With malnutrition affecting 40 per cent of Chad’s children, Dr Ibrahim Dicko, who runs the centre, says he sees such cases frequently. One reason is the extremely low use of exclusive breastfeeding by mothers, partly because of a belief that if either mother or child is ill, breast milk will be harmful. “They give herbs, ashes, buy powdered milk and mix it with water,” he says. “Gastroenteritis is very common.”

While most of the 100 children currently being treated at the feeding centre need at least seven days’ care, Dr Dicko says mothers sometimes take them home sooner while they are still ill, or even abandon them. “Husbands want their wives at home, and there is family pressure to look after the other children. They think they can always have more.”

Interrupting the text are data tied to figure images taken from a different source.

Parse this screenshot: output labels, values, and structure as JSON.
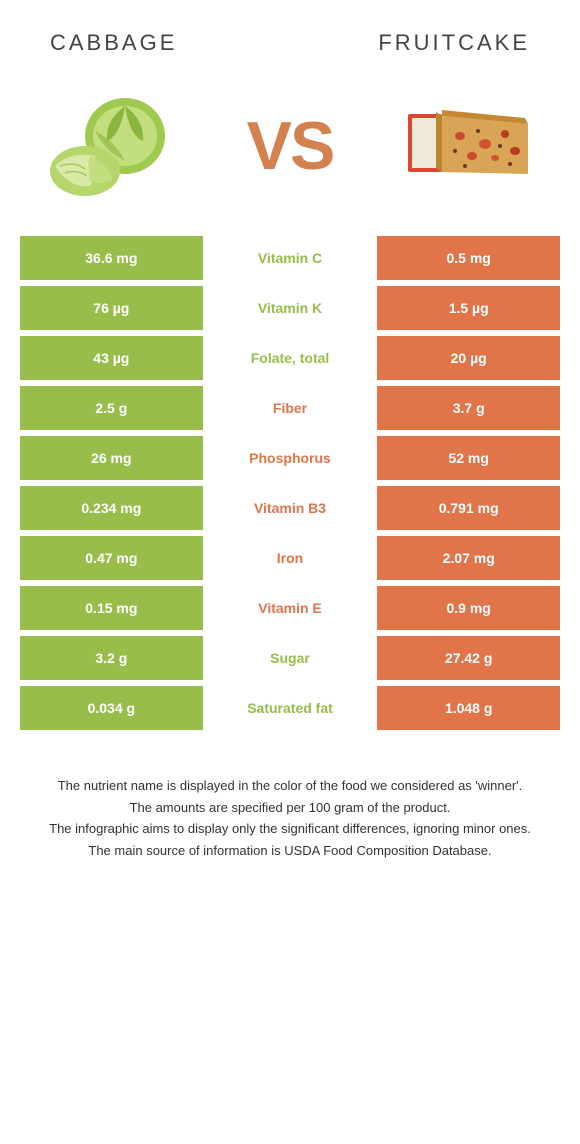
{
  "header": {
    "left": "CABBAGE",
    "right": "FRUITCAKE"
  },
  "vs": "VS",
  "colors": {
    "green": "#99bd4a",
    "orange": "#e2744a",
    "vs_color": "#d3824f",
    "bg": "#ffffff"
  },
  "rows": [
    {
      "left": "36.6 mg",
      "mid": "Vitamin C",
      "right": "0.5 mg",
      "winner": "green"
    },
    {
      "left": "76 µg",
      "mid": "Vitamin K",
      "right": "1.5 µg",
      "winner": "green"
    },
    {
      "left": "43 µg",
      "mid": "Folate, total",
      "right": "20 µg",
      "winner": "green"
    },
    {
      "left": "2.5 g",
      "mid": "Fiber",
      "right": "3.7 g",
      "winner": "orange"
    },
    {
      "left": "26 mg",
      "mid": "Phosphorus",
      "right": "52 mg",
      "winner": "orange"
    },
    {
      "left": "0.234 mg",
      "mid": "Vitamin B3",
      "right": "0.791 mg",
      "winner": "orange"
    },
    {
      "left": "0.47 mg",
      "mid": "Iron",
      "right": "2.07 mg",
      "winner": "orange"
    },
    {
      "left": "0.15 mg",
      "mid": "Vitamin E",
      "right": "0.9 mg",
      "winner": "orange"
    },
    {
      "left": "3.2 g",
      "mid": "Sugar",
      "right": "27.42 g",
      "winner": "green"
    },
    {
      "left": "0.034 g",
      "mid": "Saturated fat",
      "right": "1.048 g",
      "winner": "green"
    }
  ],
  "footnotes": [
    "The nutrient name is displayed in the color of the food we considered as 'winner'.",
    "The amounts are specified per 100 gram of the product.",
    "The infographic aims to display only the significant differences, ignoring minor ones.",
    "The main source of information is USDA Food Composition Database."
  ]
}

At a family planning clinic in N’Djamena’s main market, where women can slip in discreetly while selling or shopping, Josephine Nangtan, a counsellor, gestures towards a box on her desk containing dozens of registration cards. “They ask me to keep them here, because if their husband sees them, it could be a reason for violence or divorce,” she says.

Nelkam Dadimra, 15, with her 10-month old daughter at a therapeutic feeding centre in N’Djamena © Kate Holt

Attitudes are beginning to change. Protestant Church leaders support contraception — not to limit family size but to stress the need for a “responsible” number of healthy children, starting later and spacing births. The Catholic Church takes a similar line, while stressing it only encourages natural methods. The same is true of Muslim leaders. Sheikh Abdaddayim Ousman, secretary-general of the Higher Council on Islamic Affairs, says: “The prophet told us to marry and have a family of quality, not quantity. Islam also distinguishes between marriage and the consummation of marriage.”

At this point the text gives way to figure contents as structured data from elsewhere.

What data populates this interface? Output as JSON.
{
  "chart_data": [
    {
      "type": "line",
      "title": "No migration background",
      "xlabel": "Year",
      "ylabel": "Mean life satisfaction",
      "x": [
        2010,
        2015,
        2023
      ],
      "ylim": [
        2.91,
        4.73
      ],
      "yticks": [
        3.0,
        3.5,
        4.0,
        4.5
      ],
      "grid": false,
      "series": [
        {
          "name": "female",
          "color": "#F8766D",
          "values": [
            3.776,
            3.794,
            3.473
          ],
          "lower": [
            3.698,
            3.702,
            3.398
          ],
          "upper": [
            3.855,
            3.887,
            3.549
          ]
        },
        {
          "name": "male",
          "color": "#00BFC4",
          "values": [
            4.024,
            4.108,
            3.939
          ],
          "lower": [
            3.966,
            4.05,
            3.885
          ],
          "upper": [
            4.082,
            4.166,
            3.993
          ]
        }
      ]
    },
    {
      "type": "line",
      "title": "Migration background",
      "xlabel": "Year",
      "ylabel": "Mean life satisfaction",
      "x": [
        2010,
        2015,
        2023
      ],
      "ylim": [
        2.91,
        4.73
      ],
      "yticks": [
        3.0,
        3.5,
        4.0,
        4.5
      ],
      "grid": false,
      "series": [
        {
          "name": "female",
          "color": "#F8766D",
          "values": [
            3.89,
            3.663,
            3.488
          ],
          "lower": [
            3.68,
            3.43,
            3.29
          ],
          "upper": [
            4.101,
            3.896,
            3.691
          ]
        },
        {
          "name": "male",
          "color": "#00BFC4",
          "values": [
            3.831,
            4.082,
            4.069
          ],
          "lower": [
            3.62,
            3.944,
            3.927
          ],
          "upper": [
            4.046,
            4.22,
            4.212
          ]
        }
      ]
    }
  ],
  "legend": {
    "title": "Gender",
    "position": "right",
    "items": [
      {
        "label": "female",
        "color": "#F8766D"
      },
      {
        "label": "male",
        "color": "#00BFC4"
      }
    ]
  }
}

On paper, at least, legislation passed in 2002 guarantees access to reproductive health in Chad, overturning colonial-era laws that banned birth control and widespread practices that, until far more recently, required husbands or parents to authorise any family planning. An official plan has set four children per woman as an objective for the country by 2030.

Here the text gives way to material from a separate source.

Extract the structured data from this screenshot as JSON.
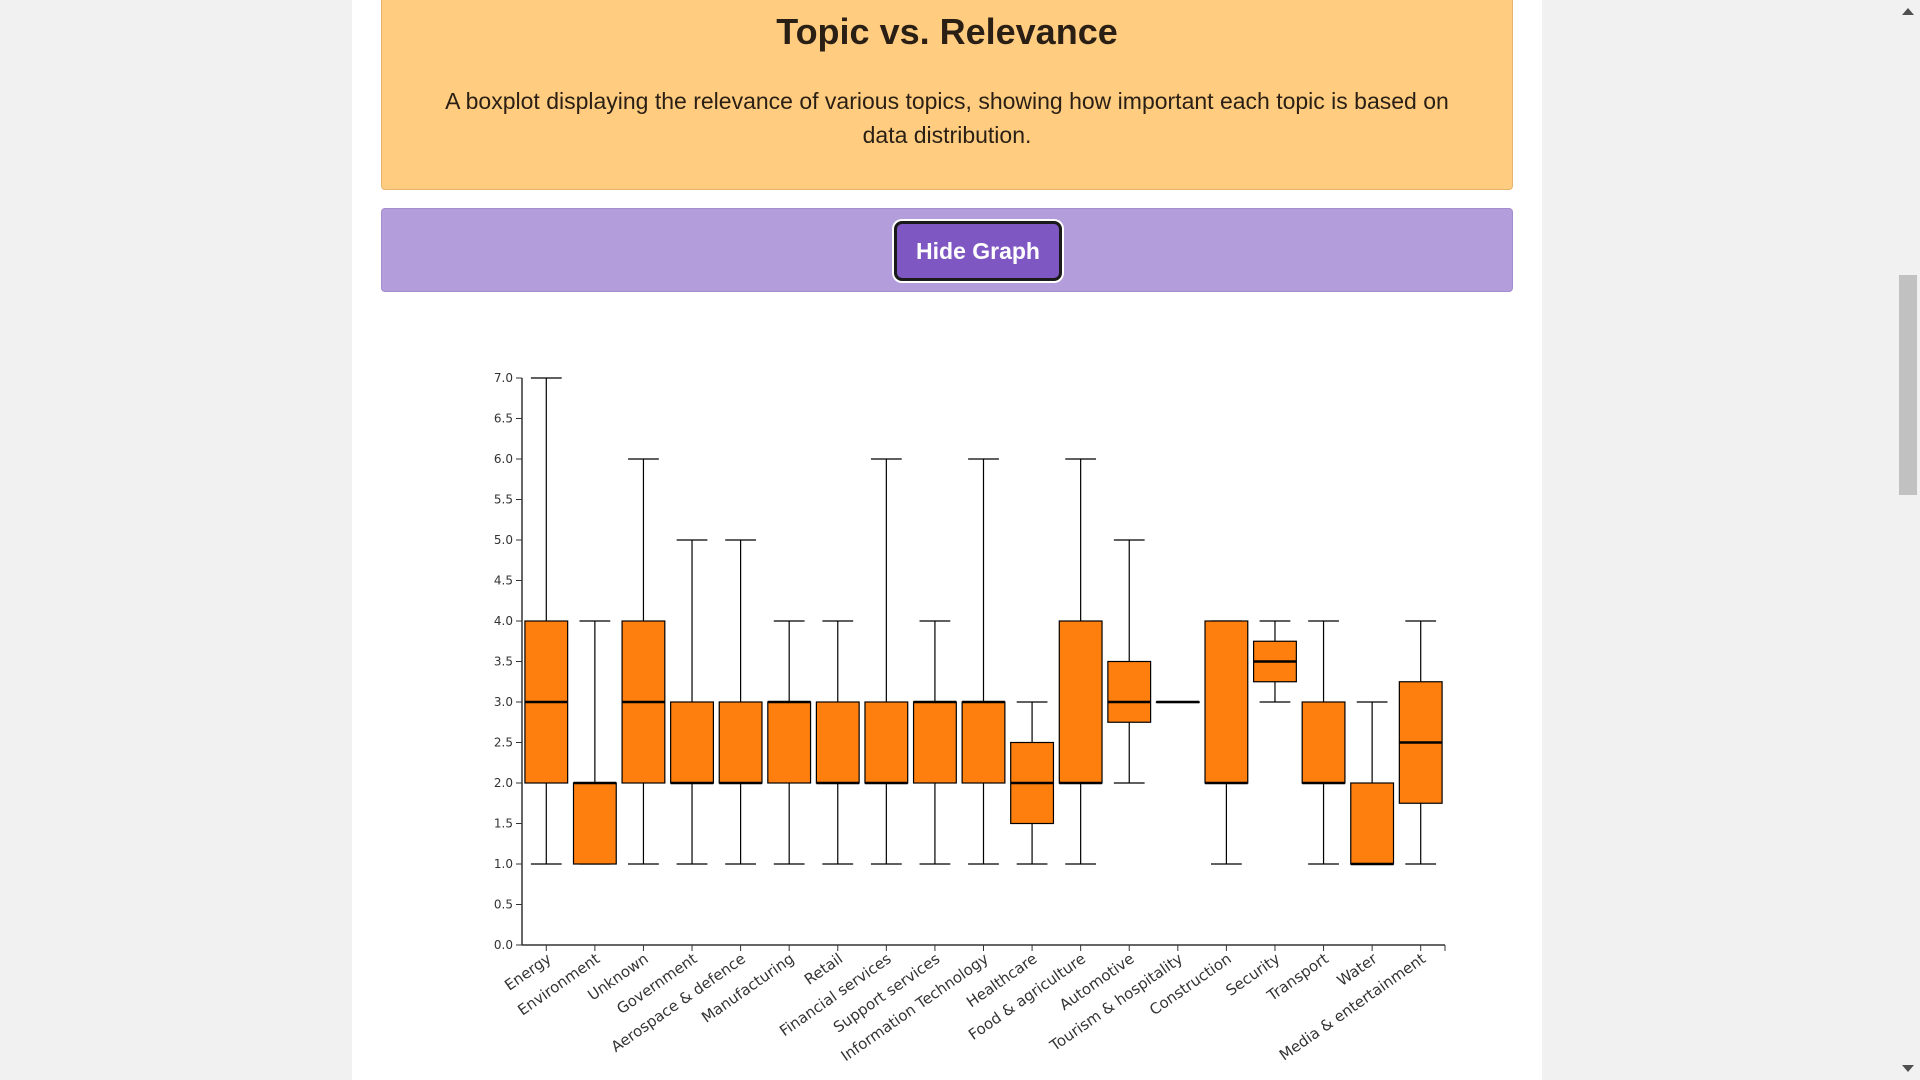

More radically, last year President Idriss Déby Itno pushed through a law banning marriage before the age of 18 — a first in west Africa and a move possibly linked to his current international profile as the chair of the African Union. Khadam, the health minister, says some violations have already been prosecuted.

Yet for now, as Abbot Gabriel Dobade from the Catholic Church’s Episcopal Conference, puts it, there are few signs of broader public investment in Chad’s development. “In rural areas, practically nothing is being done,” he says. “We are going backwards in areas where we should be advancing. There is injustice and poor governance.”

After years of rising government revenues, the drop in the oil price in recent months has imposed fresh austerity. The conference centre where the African Union was supposed to hold its meeting in N’Djamena last year sits unfunded and unfinished. Public sector workers and students on grants have not been paid in weeks, triggering marches, strikes — including in health centres — and stone-throwing by young people.

Just as the state’s ability to invest in health, family planning and other public services has been reduced, the most recent swelling cohort of young people is moving towards adulthood and is beginning to make its frustration felt.